Il faut savoir, en effet, que les concepts déterminants de la phénoménologie heiddeggérienne préexistent parfois avec une antériorité de treize ans dans les écrits d'Ortega. Par exemple, l'idée de la vie comme inquiétude, préoccupation et insécurité, et de la culture comme sécurité et préoccupation de la sécurité se trouve dans les Meditaciones del Quijote, dès 1914. C'est aussi le cas pour la critique du substantialisme, pour la définition de la vie comme "dialogue dynamique entre l'individu et le monde", ainsi que pour l'interprétation de la vérité comme " dévoilement ". On pourrait donc situer la philosophie d'Ortega à côté de celles de Bergson et de Heidegger, en voyant en elles trois tentatives pour prolonger la réflexion critique de Kant chez qui, selon notre auteur, "sont contenus les secrets décisifs de l'époque moderne, ses vertus et ses défauts." |
I- La philosophie d'Ortega y Grasset
L'orientation philosophique d'Ortega est définie dès 1923, dans son livre El tema de nuestro tiempo, comme ratiovitalisme : la tâche de la philosophie est désormais de transformer la raison pure en raison vitale.

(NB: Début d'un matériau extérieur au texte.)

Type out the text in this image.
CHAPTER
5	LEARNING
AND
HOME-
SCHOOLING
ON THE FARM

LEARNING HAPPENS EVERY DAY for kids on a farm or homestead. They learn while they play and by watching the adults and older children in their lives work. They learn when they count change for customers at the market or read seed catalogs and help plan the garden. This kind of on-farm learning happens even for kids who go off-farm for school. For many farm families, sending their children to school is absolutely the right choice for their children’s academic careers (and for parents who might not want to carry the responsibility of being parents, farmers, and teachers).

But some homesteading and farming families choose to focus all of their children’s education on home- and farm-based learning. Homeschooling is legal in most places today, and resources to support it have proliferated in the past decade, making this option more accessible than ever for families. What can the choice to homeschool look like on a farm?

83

a) Idées et croyances Sous le titre Ideas y Creencias (1940), Ortega a publié ce qui devait être le premier chapitre d'un ouvrage plus vaste, Aurore de la raison historique, et où il esquisse la conception du savoir qui sous-tend sa réflexion philosophique. Il y distingue fondamentalement les idées-occurrences, idées que conçoit un individu déterminé, et les idées-croyances, lesquelles, loin de venir à l'esprit de cet individu, représentent pour lui la réalité même. Les premières apparaissent comme de simples pensées; les secondes possèdent tous les caractères de la réalité. À notre insu, nous vivons avec de telles croyances qui fondent véritablement notre penser, notre agir, notre sentir. Nous concevons ou produisons les idées ; mais ce sont les croyances qui opèrent en nous: "ce ne sont pas des idées que nous avons, mais des idées que nous sommes. "Les croyances ont d'ailleurs une vie propre et passent par trois stades successifs: foi vivante, foi inerte ou morte, doute (1). Le doute appartient en effet à la même région de notre être que la croyance: il est une façon déficiente de croire, mais il n'est pas une absence de croyance. Au contraire, nous sommes dans le doute quand deux croyances incompatibles s'opposent en nous.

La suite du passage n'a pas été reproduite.